Das aktuelle Projekt zukünftiger Motorkonzepte läuft noch zwei Jahre. Da sich schon heute die Autoindustrie brennend dafür interessiert, kann ich dann als Know-how-Träger in den Geschäftsbereich wechseln. Aber auch die Türen zu weiteren Forschungsaufgaben stehen offen. Das ist das Schöne hier.

Wer sind Sie?

Mein Name ist Gesine Arends, ich bin Ingenieurin mit Faible für Fremdsprachen. Bei Bosch arbeite ich an neuen Technologien für die Hausenergieversorgung. Eines unserer Projekte soll Brennstoffzellen ins Haus bringen, dazu baue ich gerade ein Forschungsteam aus.

Wie kamen Sie soweit?

Effiziente Energiewandlung hat mich bereits während des Studiums in Aachen interessiert, und durch die Doktorarbeit kam ich zur damals weniger bekannten Brennstoffzellentechnik. Bei Bosch konnte ich recht schnell Verantwortung für Projekte zu Energiesystemen übernehmen, auch mit externen Partnern.

Was ist daran so wichtig?

Brennstoffzellensysteme erzeugen sehr effizient Strom und Wärme aus Erdgas oder Wasserstoff und sind daher eine wichtige Option für die Energieversorgung der Zukunft.  Mein Team in der Bosch-Forschung soll dazu die Voraussetzungen für wirtschaftliche und zuverlässige Produkte schaffen.

Wie sieht Ihr Arbeitsalltag aus?

Ich muss mich auf dem aktuellen Stand der Forschung halten und neue Erkenntnisse bewerten können. Momentan beschäftige ich mich jedoch vor allem mit dem Personalaufbau. Projektplanung und -verwaltung erfordern viel Zeit am Computer. Am Liebsten stimme ich aber mit den Teamkollegen das Vorgehen ab oder sehe unsere Fortschritte an den Pilotanlagen in unserem Technikum.

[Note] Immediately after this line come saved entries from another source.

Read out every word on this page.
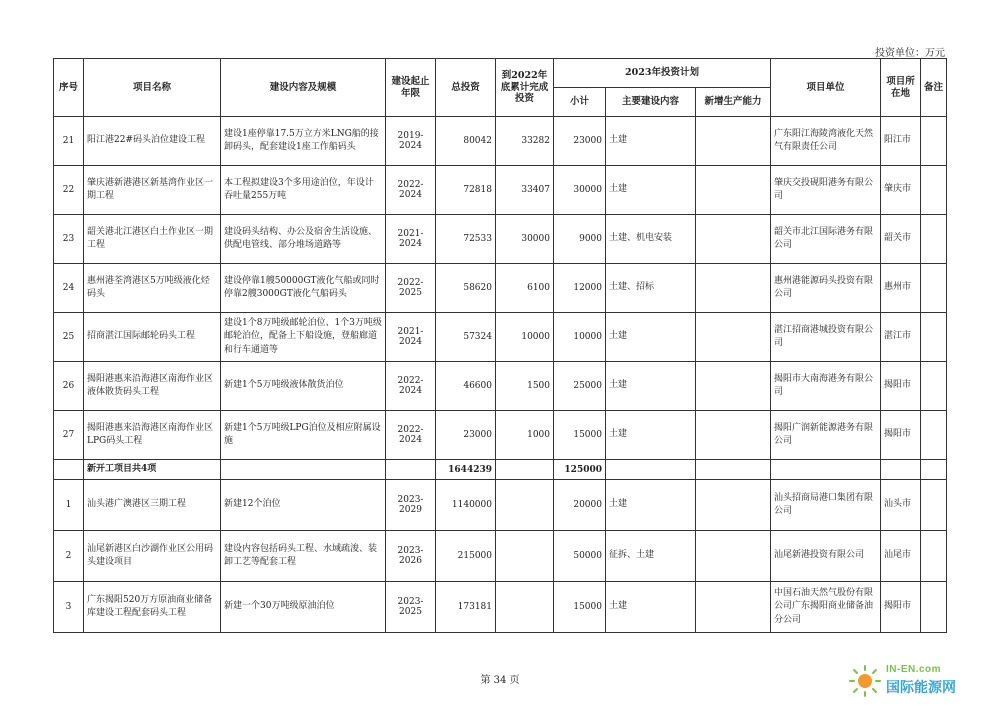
投资单位：万元
序号	项目名称	建设内容及规模	建设起止年限	总投资	到2022年底累计完成投资	2023年投资计划			项目单位	项目所在地	备注
						小计	主要建设内容	新增生产能力			
21	阳江港22#码头泊位建设工程	建设1座停靠17.5万立方米LNG船的接卸码头，配套建设1座工作船码头	2019-2024	80042	33282	23000	土建		广东阳江海陵湾液化天然气有限责任公司	阳江市	
22	肇庆港新港港区新基湾作业区一期工程	本工程拟建设3个多用途泊位，年设计吞吐量255万吨	2022-2024	72818	33407	30000	土建		肇庆交投砚阳港务有限公司	肇庆市	
23	韶关港北江港区白土作业区一期工程	建设码头结构、办公及宿舍生活设施、供配电管线、部分堆场道路等	2021-2024	72533	30000	9000	土建、机电安装		韶关市北江国际港务有限公司	韶关市	
24	惠州港荃湾港区5万吨级液化烃码头	建设停靠1艘50000GT液化气船或同时停靠2艘3000GT液化气船码头	2022-2025	58620	6100	12000	土建、招标		惠州港能源码头投资有限公司	惠州市	
25	招商湛江国际邮轮码头工程	建设1个8万吨级邮轮泊位、1个3万吨级邮轮泊位，配备上下船设施，登船廊道和行车通道等	2021-2024	57324	10000	10000	土建		湛江招商港城投资有限公司	湛江市	
26	揭阳港惠来沿海港区南海作业区液体散货码头工程	新建1个5万吨级液体散货泊位	2022-2024	46600	1500	25000	土建		揭阳市大南海港务有限公司	揭阳市	
27	揭阳港惠来沿海港区南海作业区LPG码头工程	新建1个5万吨级LPG泊位及相应附属设施	2022-2024	23000	1000	15000	土建		揭阳广润新能源港务有限公司	揭阳市	
	新开工项目共4项			1644239		125000					
1	汕头港广澳港区三期工程	新建12个泊位	2023-2029	1140000		20000	土建		汕头招商局港口集团有限公司	汕头市	
2	汕尾新港区白沙湖作业区公用码头建设项目	建设内容包括码头工程、水域疏浚、装卸工艺等配套工程	2023-2026	215000		50000	征拆、土建		汕尾新港投资有限公司	汕尾市	
3	广东揭阳520万方原油商业储备库建设工程配套码头工程	新建一个30万吨级原油泊位	2023-2025	173181		15000	土建		中国石油天然气股份有限公司广东揭阳商业储备油分公司	揭阳市	
第 34 页
IN-EN.com
国际能源网
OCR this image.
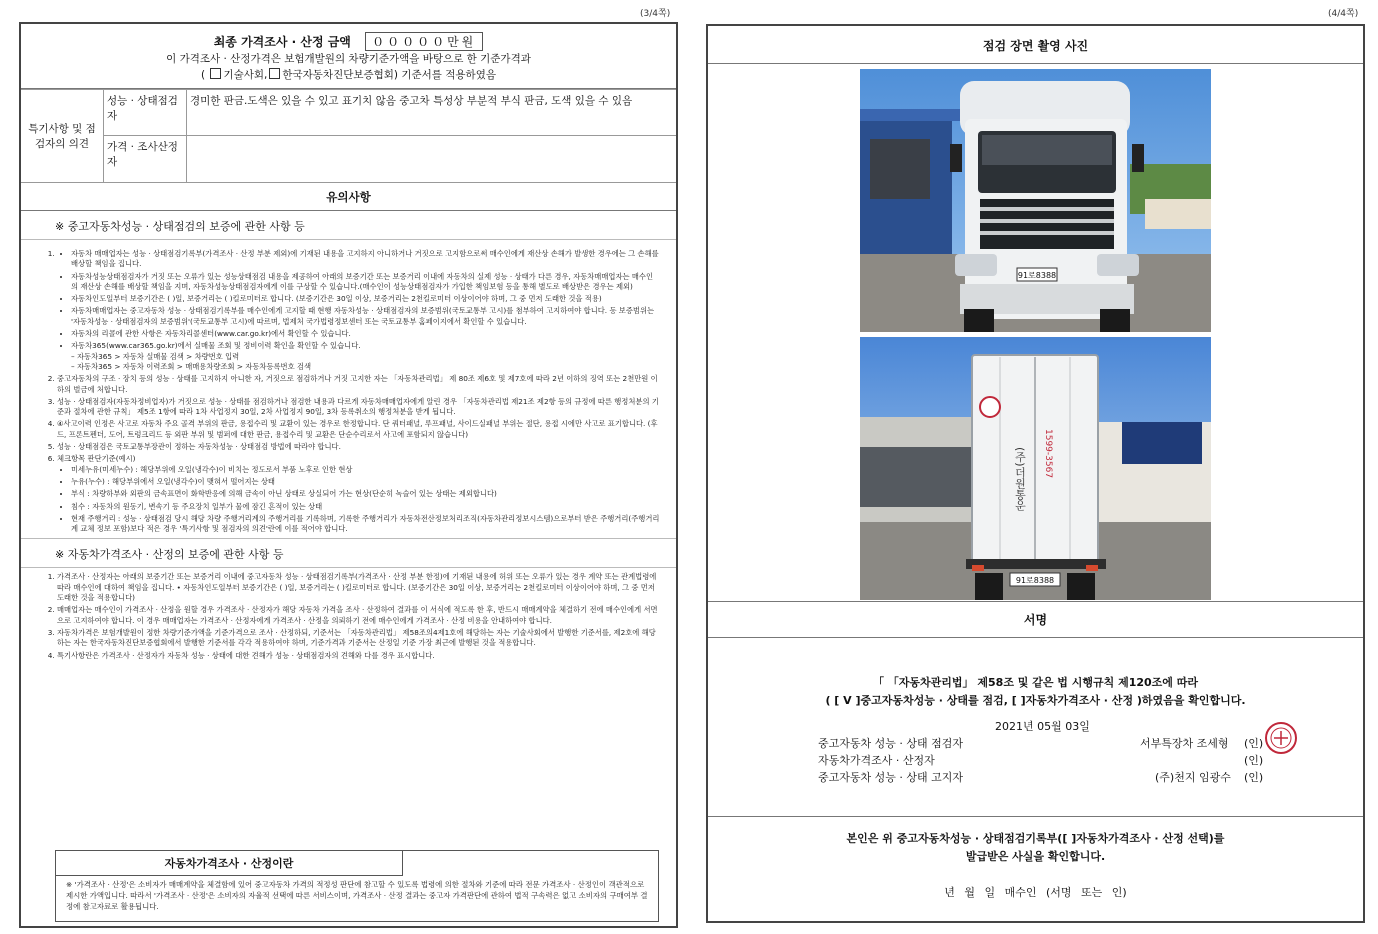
(3/4쪽)
최종 가격조사 · 산정 금액 ０００００만원
이 가격조사 · 산정가격은 보험개발원의 차량기준가액을 바탕으로 한 기준가격과
( 기술사회, 한국자동차진단보증협회) 기준서를 적용하였음
특기사항 및 점검자의 의견	성능 · 상태점검자	경미한 판금.도색은 있을 수 있고 표기치 않음 중고차 특성상 부분적 부식 판금, 도색 있을 수 있음
	가격 · 조사산정자	
유의사항
※ 중고자동차성능 · 상태점검의 보증에 관한 사항 등
• 1. 자동차 매매업자는 성능 · 상태점검기록부(가격조사 · 산정 부분 제외)에 기재된 내용을 고지하지 아니하거나 거짓으로 고지함으로써 매수인에게 재산상 손해가 발생한 경우에는 그 손해를 배상할 책임을 집니다.
• 자동차성능상태점검자가 거짓 또는 오류가 있는 성능상태점검 내용을 제공하여 아래의 보증기간 또는 보증거리 이내에 자동차의 실제 성능 · 상태가 다른 경우, 자동차매매업자는 매수인의 재산상 손해를 배상할 책임을 지며, 자동차성능상태점검자에게 이를 구상할 수 있습니다.(매수인이 성능상태점검자가 가입한 책임보험 등을 통해 별도로 배상받은 경우는 제외)
• 자동차인도일부터 보증기간은 ( )일, 보증거리는 ( )킬로미터로 합니다. (보증기간은 30일 이상, 보증거리는 2천킬로미터 이상이어야 하며, 그 중 먼저 도래한 것을 적용)
• 자동차매매업자는 중고자동차 성능 · 상태점검기록부를 매수인에게 고지할 때 현행 자동차성능 · 상태점검자의 보증범위(국토교통부 고시)를 첨부하여 고지하여야 합니다. 동 보증범위는 '자동차성능 · 상태점검자의 보증범위'(국토교통부 고시)에 따르며, 법제처 국가법령정보센터 또는 국토교통부 홈페이지에서 확인할 수 있습니다.
• 자동차의 리콜에 관한 사항은 자동차리콜센터(www.car.go.kr)에서 확인할 수 있습니다.
• 자동차365(www.car365.go.kr)에서 실매물 조회 및 정비이력 확인을 확인할 수 있습니다.
– 자동차365 > 자동차 실매물 검색 > 차량번호 입력
– 자동차365 > 자동차 이력조회 > 매매용차량조회 > 자동차등록번호 검색
2. 중고자동차의 구조 · 장치 등의 성능 · 상태를 고지하지 아니한 자, 거짓으로 점검하거나 거짓 고지한 자는 「자동차관리법」 제 80조 제6호 및 제7호에 따라 2년 이하의 징역 또는 2천만원 이하의 벌금에 처합니다.
3. 성능 · 상태점검자(자동차정비업자)가 거짓으로 성능 · 상태를 점검하거나 점검한 내용과 다르게 자동차매매업자에게 알린 경우 「자동차관리법 제21조 제2항 등의 규정에 따른 행정처분의 기준과 절차에 관한 규칙」 제5조 1항에 따라 1차 사업정지 30일, 2차 사업정지 90일, 3차 등록취소의 행정처분을 받게 됩니다.
4. ④사고이력 인정은 사고로 자동차 주요 골격 부위의 판금, 용접수리 및 교환이 있는 경우로 한정합니다. 단 쿼터패널, 루프패널, 사이드실패널 부위는 절단, 용접 시에만 사고로 표기합니다. (후드, 프론트펜더, 도어, 트렁크리드 등 외판 부위 및 범퍼에 대한 판금, 용접수리 및 교환은 단순수리로서 사고에 포함되지 않습니다)
5. 성능 · 상태점검은 국토교통부장관이 정하는 자동차성능 · 상태점검 방법에 따라야 합니다.
6. 체크항목 판단기준(예시)
• 미세누유(미세누수) : 해당부위에 오일(냉각수)이 비치는 정도로서 부품 노후로 인한 현상
• 누유(누수) : 해당부위에서 오일(냉각수)이 맺혀서 떨어지는 상태
• 부식 : 차량하부와 외판의 금속표면이 화학반응에 의해 금속이 아닌 상태로 상실되어 가는 현상(단순히 녹슬어 있는 상태는 제외합니다)
• 침수 : 자동차의 원동기, 변속기 등 주요장치 일부가 물에 잠긴 흔적이 있는 상태
• 현재 주행거리 : 성능 · 상태점검 당시 해당 차량 주행거리계의 주행거리를 기록하며, 기록한 주행거리가 자동차전산정보처리조직(자동차관리정보시스템)으로부터 받은 주행거리(주행거리계 교체 정보 포함)보다 적은 경우 '특기사항 및 점검자의 의견'란에 이를 적어야 합니다.
※ 자동차가격조사 · 산정의 보증에 관한 사항 등
1. 가격조사 · 산정자는 아래의 보증기간 또는 보증거리 이내에 중고자동차 성능 · 상태점검기록부(가격조사 · 산정 부분 한정)에 기재된 내용에 허위 또는 오류가 있는 경우 계약 또는 관계법령에 따라 매수인에 대하여 책임을 집니다. • 자동차인도일부터 보증기간은 ( )일, 보증거리는 ( )킬로미터로 합니다. (보증기간은 30일 이상, 보증거리는 2천킬로미터 이상이어야 하며, 그 중 먼저 도래한 것을 적용합니다)
2. 매매업자는 매수인이 가격조사 · 산정을 원할 경우 가격조사 · 산정자가 해당 자동차 가격을 조사 · 산정하여 결과를 이 서식에 적도록 한 후, 반드시 매매계약을 체결하기 전에 매수인에게 서면으로 고지하여야 합니다. 이 경우 매매업자는 가격조사 · 산정자에게 가격조사 · 산정을 의뢰하기 전에 매수인에게 가격조사 · 산정 비용을 안내하여야 합니다.
3. 자동차가격은 보험개발원이 정한 차량기준가액을 기준가격으로 조사 · 산정하되, 기준서는 「자동차관리법」 제58조의4제1호에 해당하는 자는 기술사회에서 발행한 기준서를, 제2호에 해당하는 자는 한국자동차진단보증협회에서 발행한 기준서를 각각 적용하여야 하며, 기준가격과 기준서는 산정일 기준 가장 최근에 발행된 것을 적용합니다.
4. 특기사항란은 가격조사 · 산정자가 자동차 성능 · 상태에 대한 견해가 성능 · 상태점검자의 견해와 다를 경우 표시합니다.
자동차가격조사 · 산정이란
※ '가격조사 · 산정'은 소비자가 매매계약을 체결함에 있어 중고자동차 가격의 적정성 판단에 참고할 수 있도록 법령에 의한 절차와 기준에 따라 전문 가격조사 · 산정인이 객관적으로 제시한 가액입니다. 따라서 '가격조사 · 산정'은 소비자의 자율적 선택에 따른 서비스이며, 가격조사 · 산정 결과는 중고자 가격판단에 관하여 법적 구속력은 없고 소비자의 구매여부 결정에 참고자료로 활용됩니다.
(4/4쪽)
점검 장면 촬영 사진
91로8388
(주)더원통운 1599-3567
91로8388
서명
「 「자동차관리법」 제58조 및 같은 법 시행규칙 제120조에 따라
( [ V ]중고자동차성능 · 상태를 점검, [ ]자동차가격조사 · 산정 )하였음을 확인합니다.
2021년 05월 03일
중고자동차 성능 · 상태 점검자	서부특장차 조세형 (인)
자동차가격조사 · 산정자	(인)
중고자동차 성능 · 상태 고지자	(주)천지 임광수 (인)
본인은 위 중고자동차성능 · 상태점검기록부([ ]자동차가격조사 · 산정 선택)를
발급받은 사실을 확인합니다.
년 월 일 매수인 (서명 또는 인)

Auf welches Highlight blicken sie besonders gern?

Ich habe mich gefreut, als der erste von mir betreute Doktorand seine Promotion besonders gut abgeschlossen hat, und bin stolz auf die Arbeit unseres Projektteams. Mit erstaunlich geringem Aufwand konnten wir eine Brennstoffzellen-Pilotanlage aufbauen. Schön ist natürlich, dass jetzt in mich das Vertrauen gesetzt wird, mit mehr Ressourcen  das langfristige Thema Brennstoffzellen im Haus bei Bosch voranzutreiben.

Und wie sehen Sie Ihre weitere Entwicklung bei Bosch?

Die Leitung eines Projektteams ist für mich persönlich und beruflich schon mal ein guter Schritt: Ich kann mich als Führungskraft weiterentwickeln, wähle selbst Personal mit aus und arbeite an einem strategischen, zukunftsweisenden Projekt für mehrere Geschäftsbereiche. Auch in Zukunft möchte ich den Kontakt zur angewandten Forschung halten.